Key questions
- What is Pilgrims' Way (Winchester to Canterbury)?
- Pilgrims' Way (Winchester to Canterbury) is a Christianity pilgrimage route in United Kingdom, Hampshire/Surrey/Kent. A North Downs road to Becket's shrine, walked for centuries and named, in part, by Victorian imagination
- How many stations are on Pilgrims' Way (Winchester to Canterbury)?
- This guide currently maps 12 stations, with 12 total sites noted in the route metadata.
- When is the best time to walk Pilgrims' Way (Winchester to Canterbury)?

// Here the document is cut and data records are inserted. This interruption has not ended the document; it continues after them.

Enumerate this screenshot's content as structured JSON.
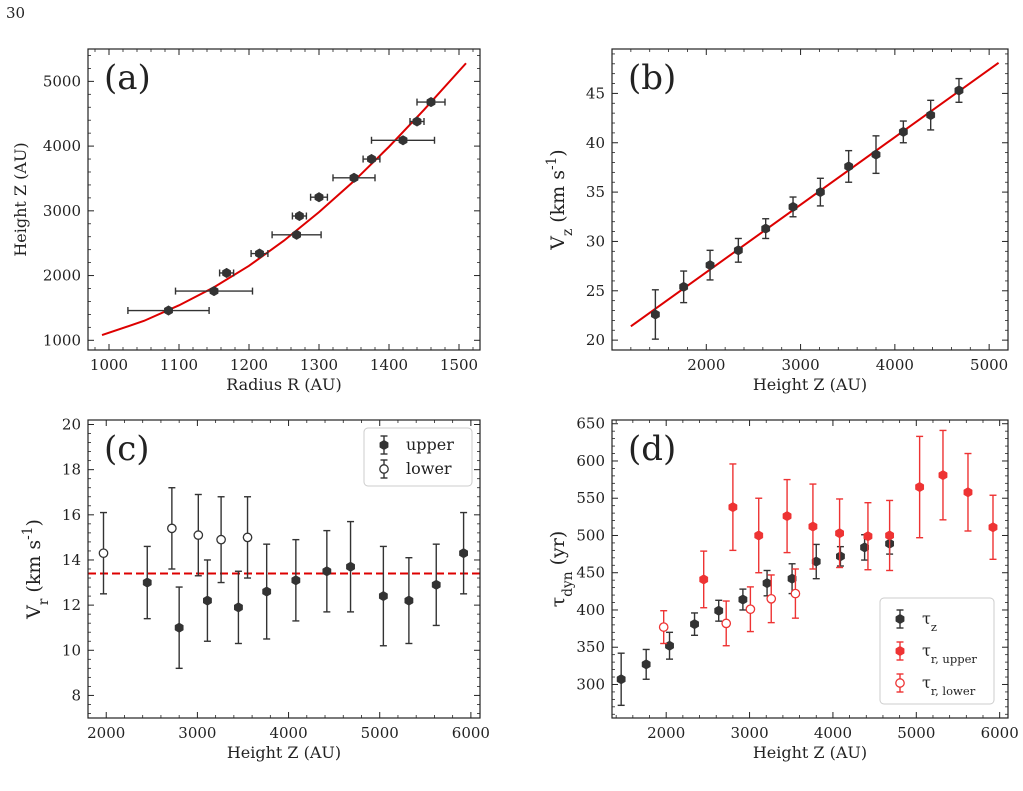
{
  "page_number": "30",
  "chart_data": [
    {
      "id": "a",
      "type": "scatter",
      "panel_label": "(a)",
      "xlabel": "Radius R (AU)",
      "ylabel": "Height Z (AU)",
      "xlim": [
        970,
        1530
      ],
      "ylim": [
        850,
        5500
      ],
      "xticks": [
        1000,
        1100,
        1200,
        1300,
        1400,
        1500
      ],
      "yticks": [
        1000,
        2000,
        3000,
        4000,
        5000
      ],
      "series": [
        {
          "marker": "filled",
          "color": "#333333",
          "points": [
            {
              "x": 1085,
              "y": 1460,
              "xerr": 58
            },
            {
              "x": 1150,
              "y": 1760,
              "xerr": 55
            },
            {
              "x": 1168,
              "y": 2040,
              "xerr": 10
            },
            {
              "x": 1215,
              "y": 2340,
              "xerr": 12
            },
            {
              "x": 1268,
              "y": 2630,
              "xerr": 35
            },
            {
              "x": 1272,
              "y": 2920,
              "xerr": 10
            },
            {
              "x": 1300,
              "y": 3210,
              "xerr": 12
            },
            {
              "x": 1350,
              "y": 3510,
              "xerr": 30
            },
            {
              "x": 1375,
              "y": 3800,
              "xerr": 12
            },
            {
              "x": 1420,
              "y": 4090,
              "xerr": 45
            },
            {
              "x": 1440,
              "y": 4380,
              "xerr": 10
            },
            {
              "x": 1460,
              "y": 4680,
              "xerr": 20
            }
          ]
        }
      ],
      "fit": {
        "color": "#dd0000",
        "x": [
          990,
          1050,
          1100,
          1150,
          1200,
          1250,
          1300,
          1350,
          1400,
          1450,
          1510
        ],
        "y": [
          1080,
          1300,
          1540,
          1820,
          2150,
          2540,
          2980,
          3460,
          3990,
          4560,
          5280
        ]
      }
    },
    {
      "id": "b",
      "type": "scatter",
      "panel_label": "(b)",
      "xlabel": "Height Z (AU)",
      "ylabel": "V_z (km s^-1)",
      "xlim": [
        1000,
        5200
      ],
      "ylim": [
        19,
        49.5
      ],
      "xticks": [
        2000,
        3000,
        4000,
        5000
      ],
      "yticks": [
        20,
        25,
        30,
        35,
        40,
        45
      ],
      "series": [
        {
          "marker": "filled",
          "color": "#333333",
          "points": [
            {
              "x": 1460,
              "y": 22.6,
              "yerr": 2.5
            },
            {
              "x": 1760,
              "y": 25.4,
              "yerr": 1.6
            },
            {
              "x": 2040,
              "y": 27.6,
              "yerr": 1.5
            },
            {
              "x": 2340,
              "y": 29.1,
              "yerr": 1.2
            },
            {
              "x": 2630,
              "y": 31.3,
              "yerr": 1.0
            },
            {
              "x": 2920,
              "y": 33.5,
              "yerr": 1.0
            },
            {
              "x": 3210,
              "y": 35.0,
              "yerr": 1.4
            },
            {
              "x": 3510,
              "y": 37.6,
              "yerr": 1.6
            },
            {
              "x": 3800,
              "y": 38.8,
              "yerr": 1.9
            },
            {
              "x": 4090,
              "y": 41.1,
              "yerr": 1.1
            },
            {
              "x": 4380,
              "y": 42.8,
              "yerr": 1.5
            },
            {
              "x": 4680,
              "y": 45.3,
              "yerr": 1.2
            }
          ]
        }
      ],
      "fit": {
        "color": "#dd0000",
        "x": [
          1200,
          5100
        ],
        "y": [
          21.4,
          48.1
        ]
      }
    },
    {
      "id": "c",
      "type": "scatter",
      "panel_label": "(c)",
      "xlabel": "Height Z (AU)",
      "ylabel": "V_r (km s^-1)",
      "xlim": [
        1800,
        6100
      ],
      "ylim": [
        7,
        20.2
      ],
      "xticks": [
        2000,
        3000,
        4000,
        5000,
        6000
      ],
      "yticks": [
        8,
        10,
        12,
        14,
        16,
        18,
        20
      ],
      "legend": {
        "position": "top-right",
        "entries": [
          "upper",
          "lower"
        ]
      },
      "hline": {
        "y": 13.4,
        "color": "#dd0000",
        "style": "dashed"
      },
      "series": [
        {
          "name": "upper",
          "marker": "filled",
          "color": "#333333",
          "points": [
            {
              "x": 2450,
              "y": 13.0,
              "yerr": 1.6
            },
            {
              "x": 2800,
              "y": 11.0,
              "yerr": 1.8
            },
            {
              "x": 3110,
              "y": 12.2,
              "yerr": 1.8
            },
            {
              "x": 3450,
              "y": 11.9,
              "yerr": 1.6
            },
            {
              "x": 3760,
              "y": 12.6,
              "yerr": 2.1
            },
            {
              "x": 4080,
              "y": 13.1,
              "yerr": 1.8
            },
            {
              "x": 4420,
              "y": 13.5,
              "yerr": 1.8
            },
            {
              "x": 4680,
              "y": 13.7,
              "yerr": 2.0
            },
            {
              "x": 5040,
              "y": 12.4,
              "yerr": 2.2
            },
            {
              "x": 5320,
              "y": 12.2,
              "yerr": 1.9
            },
            {
              "x": 5620,
              "y": 12.9,
              "yerr": 1.8
            },
            {
              "x": 5920,
              "y": 14.3,
              "yerr": 1.8
            }
          ]
        },
        {
          "name": "lower",
          "marker": "open",
          "color": "#333333",
          "points": [
            {
              "x": 1970,
              "y": 14.3,
              "yerr": 1.8
            },
            {
              "x": 2720,
              "y": 15.4,
              "yerr": 1.8
            },
            {
              "x": 3010,
              "y": 15.1,
              "yerr": 1.8
            },
            {
              "x": 3260,
              "y": 14.9,
              "yerr": 1.9
            },
            {
              "x": 3550,
              "y": 15.0,
              "yerr": 1.8
            }
          ]
        }
      ]
    },
    {
      "id": "d",
      "type": "scatter",
      "panel_label": "(d)",
      "xlabel": "Height Z (AU)",
      "ylabel": "τ_dyn (yr)",
      "xlim": [
        1350,
        6100
      ],
      "ylim": [
        255,
        655
      ],
      "xticks": [
        2000,
        3000,
        4000,
        5000,
        6000
      ],
      "yticks": [
        300,
        350,
        400,
        450,
        500,
        550,
        600,
        650
      ],
      "legend": {
        "position": "bottom-right",
        "entries": [
          "τ_z",
          "τ_r,upper",
          "τ_r,lower"
        ]
      },
      "series": [
        {
          "name": "τ_z",
          "marker": "filled",
          "color": "#333333",
          "points": [
            {
              "x": 1460,
              "y": 307,
              "yerr": 35
            },
            {
              "x": 1760,
              "y": 327,
              "yerr": 20
            },
            {
              "x": 2040,
              "y": 352,
              "yerr": 18
            },
            {
              "x": 2340,
              "y": 381,
              "yerr": 15
            },
            {
              "x": 2630,
              "y": 399,
              "yerr": 14
            },
            {
              "x": 2920,
              "y": 414,
              "yerr": 14
            },
            {
              "x": 3210,
              "y": 436,
              "yerr": 17
            },
            {
              "x": 3510,
              "y": 442,
              "yerr": 20
            },
            {
              "x": 3800,
              "y": 465,
              "yerr": 23
            },
            {
              "x": 4090,
              "y": 472,
              "yerr": 13
            },
            {
              "x": 4380,
              "y": 484,
              "yerr": 17
            },
            {
              "x": 4680,
              "y": 489,
              "yerr": 14
            }
          ]
        },
        {
          "name": "τ_r,upper",
          "marker": "filled",
          "color": "#ee3333",
          "points": [
            {
              "x": 2450,
              "y": 441,
              "yerr": 38
            },
            {
              "x": 2800,
              "y": 538,
              "yerr": 58
            },
            {
              "x": 3110,
              "y": 500,
              "yerr": 50
            },
            {
              "x": 3450,
              "y": 526,
              "yerr": 49
            },
            {
              "x": 3760,
              "y": 512,
              "yerr": 57
            },
            {
              "x": 4080,
              "y": 503,
              "yerr": 46
            },
            {
              "x": 4420,
              "y": 499,
              "yerr": 45
            },
            {
              "x": 4680,
              "y": 500,
              "yerr": 47
            },
            {
              "x": 5040,
              "y": 565,
              "yerr": 68
            },
            {
              "x": 5320,
              "y": 581,
              "yerr": 60
            },
            {
              "x": 5620,
              "y": 558,
              "yerr": 52
            },
            {
              "x": 5920,
              "y": 511,
              "yerr": 43
            }
          ]
        },
        {
          "name": "τ_r,lower",
          "marker": "open",
          "color": "#ee3333",
          "points": [
            {
              "x": 1970,
              "y": 377,
              "yerr": 22
            },
            {
              "x": 2720,
              "y": 382,
              "yerr": 30
            },
            {
              "x": 3010,
              "y": 401,
              "yerr": 30
            },
            {
              "x": 3260,
              "y": 415,
              "yerr": 32
            },
            {
              "x": 3550,
              "y": 422,
              "yerr": 33
            }
          ]
        }
      ]
    }
  ]
}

- Spring and early autumn; the chalk downland paths can turn heavy underfoot in wet winter conditions
Opening
The road east from Winchester follows the chalk ridge of the North Downs for most of its length, climbing along a scarp that has carried travelers across southern England since long before any pilgrim walked it toward Canterbury. A modern walker retracing this line passes through New Alresford, over the Surrey Hills at St Martha-on-the-Hill, down through Reigate and Otford, past the ancient well at Kemsing, and on through Wrotham, Boxley, Charing, and Chilham before the final descent into Canterbury and its cathedral — twelve stations across a route whose surface, in most stretches, has been walked for far longer than it has been called by a pilgrim's name.
Origins
The trackway itself is far older than any Christian pilgrimage: archaeological evidence places a route along this scarp in use since at least the early Iron Age, and likely earlier, as one of the natural east-west corridors along the North Downs. The pilgrimage association grew specifically after the murder of Archbishop Thomas Becket in Canterbury Cathedral in 1170 and his rapid canonization in 1173, which turned Canterbury into one of medieval Christendom's most visited shrine destinations and gave travelers moving along the existing Hampshire-to-Kent trackway a devotional reason to be doing so. The name "Pilgrims' Way" itself, however, is a substantially later invention: nineteenth-century antiquarians, most influentially Albert Way of the Ordnance Survey in the 1850s, formally attached the name to specific stretches of the North Downs trackway with limited direct evidence that medieval Winchester-to-Canterbury pilgrims used precisely this alignment rather than other, more direct roads; the Kent Archaeological Society and subsequent scholarship have since re-examined this Victorian and Edwardian antiquarian enthusiasm and found the continuous single-route narrative considerably less certain than the name implies, even as the underlying prehistoric trackway and the historical fact of Canterbury pilgrimage are not in question.
Why pilgrims walk it
Walkers set out along this route today for reasons spanning devout Christian pilgrimage, historical curiosity, and simple long-distance walking. Practicing pilgrims, some organized through cathedral or diocesan groups, walk toward Canterbury with Becket's shrine and the wider tradition of English cathedral pilgrimage as their explicit purpose, often timing their arrival to coincide with feast days or cathedral services. Others are drawn by the landscape and history of the North Downs specifically, walking sections rather than the whole distance, more interested in Surrey's wooded hills or Kent's orchards than in any particular devotional outcome. A third group comes specifically to test the route's own contested history — walking with Chaucer's Canterbury Tales in mind, or curious to see for themselves how convincingly a nineteenth-century invented name sits over a genuinely ancient road. Chaucer's pilgrims, notably, are usually understood to have taken the more direct road from London rather than this Winchester approach, a detail that complicates but doesn't erase the route's broader claim on English pilgrimage memory.
Significance
Canterbury Cathedral's shrine to Becket made it, for roughly three and a half centuries until the shrine's destruction during the Reformation in 1538, one of the most significant pilgrimage destinations in northern Europe, drawing travelers along multiple roads from across England and the continent, of which the Winchester approach was only one. The route's layered history — a prehistoric trackway, a genuine medieval pilgrimage destination at its endpoint, and a Victorian antiquarian construction imposed on the connecting path between them — makes it a useful case study in how pilgrimage heritage gets assembled retrospectively; contemporary walkers benefit from a route that is honestly presented today by heritage bodies as historically layered rather than continuously ancient, which has if anything deepened rather than diminished its interest for many who walk it.